Penyesalan terbesar yang diderita Roby membuat setiap hari yang dilaluinya mengalami keterpurukan dan ketidakpastian.
Sebuah gaun yang dipesan untuk istrinya Terri tampak mengerikan, gaun dengan cincin-cincin yang saling bertautan terlihat seperti pakaian perang istana yang didesain khusus menyelamatkan sang selir.
"Kau akan terlihat lebih cantik dengan gaun ini sayang" Robby menyandingkan gaun yang dipegangnya dengan mempertimbangkan kecocokan tubuh istrinya pada gaun itu." Sepertinya gaun ini masih sedikit kebesaran untukmu" Roby mengangkat perlahan tulang Terri, dan meletakkannya kembali dengan hati-hati. "Aku akan membawanya kembali" Roby berlalu meninggalkan Terry.
Sebelum segalanya semakin menjengkelkan, Robby mendatangi tukang jahit yang ada di depan rumahnya, dia kelihatan tidak sabar.
"Bagaimana mungkin baju ini masih sangat kebesaran untuk istriku, aku sudah memintamu menjahitnya dengan ukuran sangat kecil dan langsing " Suara Robby membesar kemudian tertahan di tenggorokannya terdengar seperti seseorang yang sedang menahan satu pukulan pada perutnya.
"Aku telah menjahit dengan ukuran pinggang anak-anak, apakah istrimu tengkorak ha !" Penjahit itu menghardik balik, perasaan lelah dan tumpukan pekerjaan di hadapannya membuat dia mempertahankan setengah kewarasannya.
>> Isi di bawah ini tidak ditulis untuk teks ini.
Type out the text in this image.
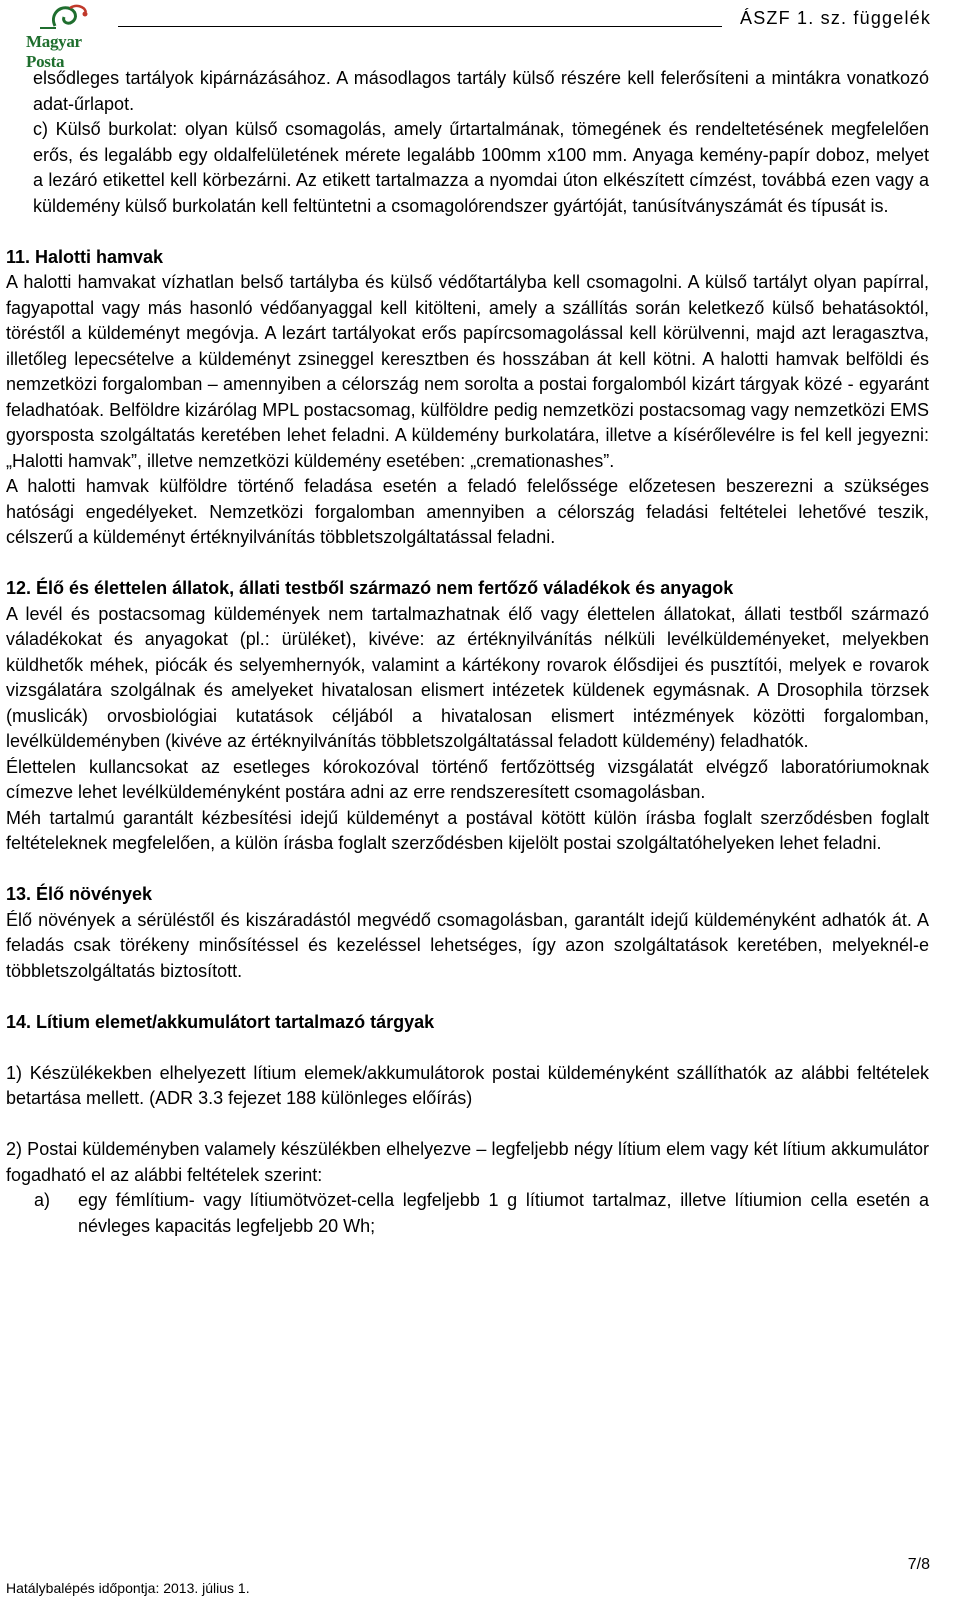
Magyar Posta
ÁSZF 1. sz. függelék

elsődleges tartályok kipárnázásához. A másodlagos tartály külső részére kell felerősíteni a mintákra vonatkozó adat-űrlapot.

c) Külső burkolat: olyan külső csomagolás, amely űrtartalmának, tömegének és rendeltetésének megfelelően erős, és legalább egy oldalfelületének mérete legalább 100mm x100 mm. Anyaga kemény-papír doboz, melyet a lezáró etikettel kell körbezárni. Az etikett tartalmazza a nyomdai úton elkészített címzést, továbbá ezen vagy a küldemény külső burkolatán kell feltüntetni a csomagolórendszer gyártóját, tanúsítványszámát és típusát is.

11. Halotti hamvak

A halotti hamvakat vízhatlan belső tartályba és külső védőtartályba kell csomagolni. A külső tartályt olyan papírral, fagyapottal vagy más hasonló védőanyaggal kell kitölteni, amely a szállítás során keletkező külső behatásoktól, töréstől a küldeményt megóvja. A lezárt tartályokat erős papírcsomagolással kell körülvenni, majd azt leragasztva, illetőleg lepecsételve a küldeményt zsineggel keresztben és hosszában át kell kötni. A halotti hamvak belföldi és nemzetközi forgalomban – amennyiben a célország nem sorolta a postai forgalomból kizárt tárgyak közé - egyaránt feladhatóak. Belföldre kizárólag MPL postacsomag, külföldre pedig nemzetközi postacsomag vagy nemzetközi EMS gyorsposta szolgáltatás keretében lehet feladni. A küldemény burkolatára, illetve a kísérőlevélre is fel kell jegyezni: „Halotti hamvak”, illetve nemzetközi küldemény esetében: „cremationashes”.

A halotti hamvak külföldre történő feladása esetén a feladó felelőssége előzetesen beszerezni a szükséges hatósági engedélyeket. Nemzetközi forgalomban amennyiben a célország feladási feltételei lehetővé teszik, célszerű a küldeményt értéknyilvánítás többletszolgáltatással feladni.

12. Élő és élettelen állatok, állati testből származó nem fertőző váladékok és anyagok

A levél és postacsomag küldemények nem tartalmazhatnak élő vagy élettelen állatokat, állati testből származó váladékokat és anyagokat (pl.: ürüléket), kivéve: az értéknyilvánítás nélküli levélküldeményeket, melyekben küldhetők méhek, piócák és selyemhernyók, valamint a kártékony rovarok élősdijei és pusztítói, melyek e rovarok vizsgálatára szolgálnak és amelyeket hivatalosan elismert intézetek küldenek egymásnak. A Drosophila törzsek (muslicák) orvosbiológiai kutatások céljából a hivatalosan elismert intézmények közötti forgalomban, levélküldeményben (kivéve az értéknyilvánítás többletszolgáltatással feladott küldemény) feladhatók.

Élettelen kullancsokat az esetleges kórokozóval történő fertőzöttség vizsgálatát elvégző laboratóriumoknak címezve lehet levélküldeményként postára adni az erre rendszeresített csomagolásban.

Méh tartalmú garantált kézbesítési idejű küldeményt a postával kötött külön írásba foglalt szerződésben foglalt feltételeknek megfelelően, a külön írásba foglalt szerződésben kijelölt postai szolgáltatóhelyeken lehet feladni.

13. Élő növények

Élő növények a sérüléstől és kiszáradástól megvédő csomagolásban, garantált idejű küldeményként adhatók át. A feladás csak törékeny minősítéssel és kezeléssel lehetséges, így azon szolgáltatások keretében, melyeknél-e többletszolgáltatás biztosított.

14. Lítium elemet/akkumulátort tartalmazó tárgyak

1) Készülékekben elhelyezett lítium elemek/akkumulátorok postai küldeményként szállíthatók az alábbi feltételek betartása mellett. (ADR 3.3 fejezet 188 különleges előírás)

2) Postai küldeményben valamely készülékben elhelyezve – legfeljebb négy lítium elem vagy két lítium akkumulátor fogadható el az alábbi feltételek szerint:

a)	egy fémlítium- vagy lítiumötvözet-cella legfeljebb 1 g lítiumot tartalmaz, illetve lítiumion cella esetén a névleges kapacitás legfeljebb 20 Wh;
7/8
Hatálybalépés időpontja: 2013. július 1.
Robby yang mendengar ucapan itu melempar beberapa jarum dan peniti yang berada di atas meja penjahit itu kemudian berlalu pergi, dengan amarah yang tertahan.
Robby menatap nanar ke arah istrinya, sambil berkata dengan pelan " Maafkan aku Terry, sampai detik ini aku belum mampu membahagiakanmu" air matanya tertahan di antara sekat tenggorokannya.
Terry tetap saja mempertahankan posisinya yang setengah tenggelam di Bathtub berisi air dan bunga, jika kejadian itu terjadi pada saat Terry masih hidup mungkin saja Terry akan mengerang kesakitan disebabkan tulang lehernya yang mengganjal.
Dibiarkan tulang Terry kedinginan, rasa kesal bercampur kesedihan terlihat jelas pada wajahnya. Kali ini dibukanya monitor di hadapannya sebelum terlambat dia menekan-nekan mouse yang tidak juga berfungsi, rasa kesalnya bertambah, kini memuncak dan membuncah.
"Sial ! aku hanya ingin terhubung ke jaringan" Robby melempar mouse yang ada di hadapannya tepat hampir mengenai Terry. Kemudian dia berjalan mendekat dan memohon pelan pada Terry "Maafkan aku, hari ini belum terlambat akan kucarikan gaun yang pas untukmu di internet".